Wesley Lowery, a correspondent for the newly launched streaming version of CBS’ long-running newsmagazine program 60 Minutes, is at a point in his career where he’s making a conscious effort to slow down.
It’s not what it sounds like. Lowery, who now reports for 60 Minutes+, is barely in his 30s, but is still as hungry as ever — as driven to continue adding to the indispensable body of reportage he’s already produced at the intersection of race and criminal justice. This has included his authorship of They Can’t Kill Us All, as well as a stint at The Washington Post — where he was a lead on the “Fatal Force” project that earned a Pulitzer Prize in 2016.
The way Lowery prefers to approach big, impactful stories — like his new 60 Minutes+ report, available Sunday on the Paramount+ subscription video service — follows a much different journalistic rhythm than that of many of his peers. In Sunday’s episode of 60 Minutes+, Lowery will take a closer look at the surge in hate crimes against Asian-Americans, inspired partly by the Atlanta spa shootings a few weeks ago but also the acts of violence and that have taken place sporadically across the country in recent weeks.

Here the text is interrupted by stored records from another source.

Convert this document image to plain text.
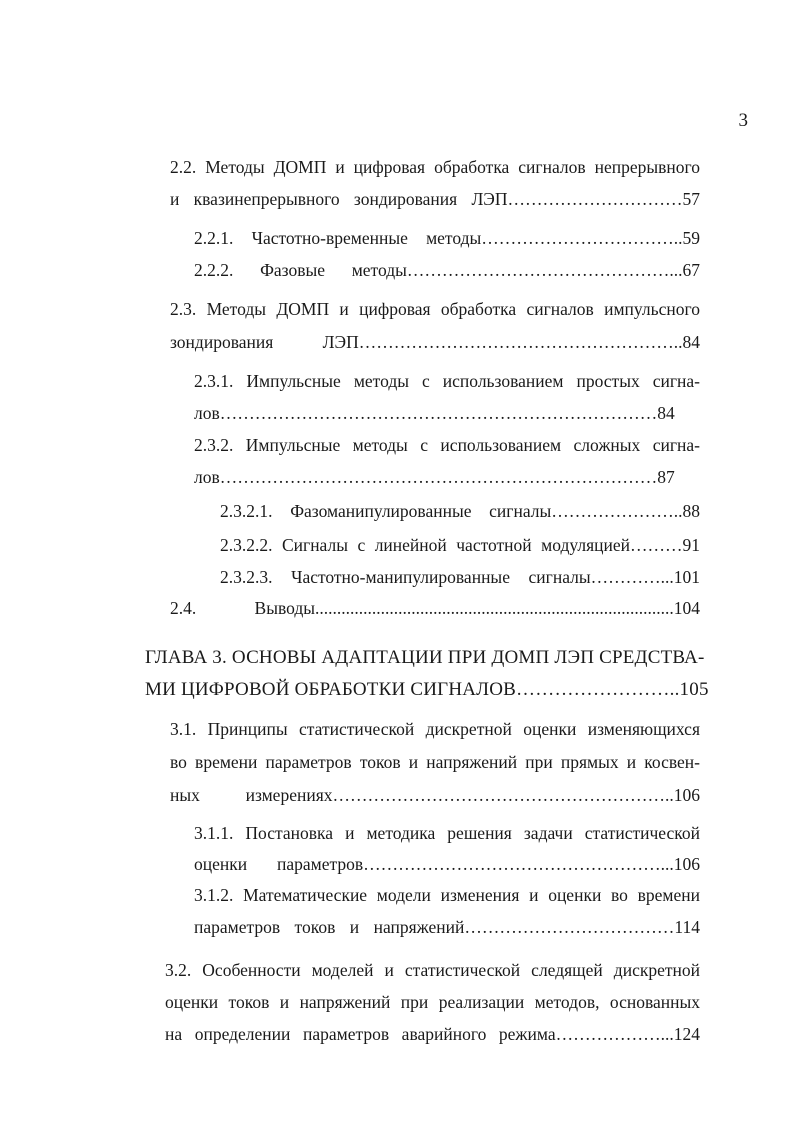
3
2.2. Методы ДОМП и цифровая обработка сигналов непрерывного
и квазинепрерывного зондирования ЛЭП…………………………57
2.2.1. Частотно-временные методы……………………………..59
2.2.2. Фазовые методы………………………………………...67
2.3. Методы ДОМП и цифровая обработка сигналов импульсного
зондирования ЛЭП………………………………………………..84
2.3.1. Импульсные методы с использованием простых сигна-
лов…………………………………………………………………84
2.3.2. Импульсные методы с использованием сложных сигна-
лов…………………………………………………………………87
2.3.2.1. Фазоманипулированные сигналы…………………..88
2.3.2.2. Сигналы с линейной частотной модуляцией………91
2.3.2.3. Частотно-манипулированные сигналы…………...101
2.4. Выводы..................................................................................104
ГЛАВА 3. ОСНОВЫ АДАПТАЦИИ ПРИ ДОМП ЛЭП СРЕДСТВА-
МИ ЦИФРОВОЙ ОБРАБОТКИ СИГНАЛОВ……………………..105
3.1. Принципы статистической дискретной оценки изменяющихся
во времени параметров токов и напряжений при прямых и косвен-
ных измерениях…………………………………………………..106
3.1.1. Постановка и методика решения задачи статистической
оценки параметров……………………………………………...106
3.1.2. Математические модели изменения и оценки во времени
параметров токов и напряжений………………………………114
3.2. Особенности моделей и статистической следящей дискретной
оценки токов и напряжений при реализации методов, основанных
на определении параметров аварийного режима………………...124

In a phone conversation with Forbes ahead of his new report being available to stream on Paramount+, Lowery talked about his motivation to tell this story while also offering something of a playbook that other reporters across the industry might do well to follow instead of the unsatisfying, sensationalized coverage that lurches from one crisis to the next. “The more complicated a story is, the more important it is to take time” and cover it right, he says, whether that story involves coronavirus vaccinations, gun violence, or attacks against Asian-Americans, as is the case here.
MORE FOR YOU
When you think about it, he continued, reporters tend to do most of their journalism “when we have the least amount of information.” Before documents are ready, before the dust has settled, and before all the critical facts have emerged in the fullness of time. “And then, two or three weeks later, we’re so far moved on that things we learn that would have been scoops before, we’re not even covering. There’s so much pressure to be first on a story, I’d much rather be the last on a story.”
The prevalence of attacks against Asian-Americans — such as a particularly vicious assault a few days ago on 65-year-old Vilma Kari in New York City, captured on extremely disturbing surveillance footage that’s shocked viewers across the country — is one of those kinds of stories. To a journalist like Lowery, the worst thing in the world would be to treat this as just another story, packaged in time for another deadline, before moving on to the next thing.
“I think this is a story about communities in the United States of America who are horrified,” he said. “Who are hurting. Every Asian-American that we spoke to, including the head of the Asian hate crime task force within the NYPD, these experts we were calling and talking to were all giving us personal anecdotes about these videos and how they’ve impacted them and caused fears in their own families.
“Because we live in a country that’s so siloed, the broader population doesn’t fully understand the way these stories can impact different groups among us.”
The urgency for reporting like this is also reflected in the American political landscape of the moment that goes beyond direct attacks and hate crimes themselves against Asian-Americans. Consider, for example, the rhetoric of a Republican congressional candidate in Texas, who blamed Chinese immigrants for spreading coronavirus, among other things, during remarks she made a few days ago.
“I don’t want them here at all,” said Sery Kim, who also worked in the Small Business Administration during the Trump administration, during a candidate forum. “They steal our intellectual property, they give us coronavirus, they don’t hold themselves accountable.”
“And quite frankly,” she added, per NBC News, “I can say that because I’m Korean.”
During the 60 Minutes+ episode, viewers will watch Lowrey follow a community-led patrol group in Queens as they monitor streets for any harassment or crimes against Asian-Americans; he’ll also talk to Deputy Inspector Stewart Loo, who leads the NYPD’s Asian hate crime task force, while riding along with him; and he’ll also speak with Sung Yeon Choimorrow, who directs the National Asian Pacific American Women’s Forum — in addition to interviewing two victims of possible hate crimes in New York City, one of whom was cut across the face by an attacker while on the subway and required 100 stitches.
“The Atlanta shooting was such a big, shocking moment, but also all these videos — it seems like every day, we’re seeing an Asian-American somewhere being attacked in public,” Lowery told me. “Our work (at 60 Minutes+) is not necessarily news cycle-driven, but stories like these have layers. And taking the time to sit down with everyone and walk though it can be useful for our viewers and the public conversation.
“There’s so much complexity here, from the way suspects are charged, to issues of race and ethnicity … we thought there’s such a strong, important story to be told here if we took the time to do it.”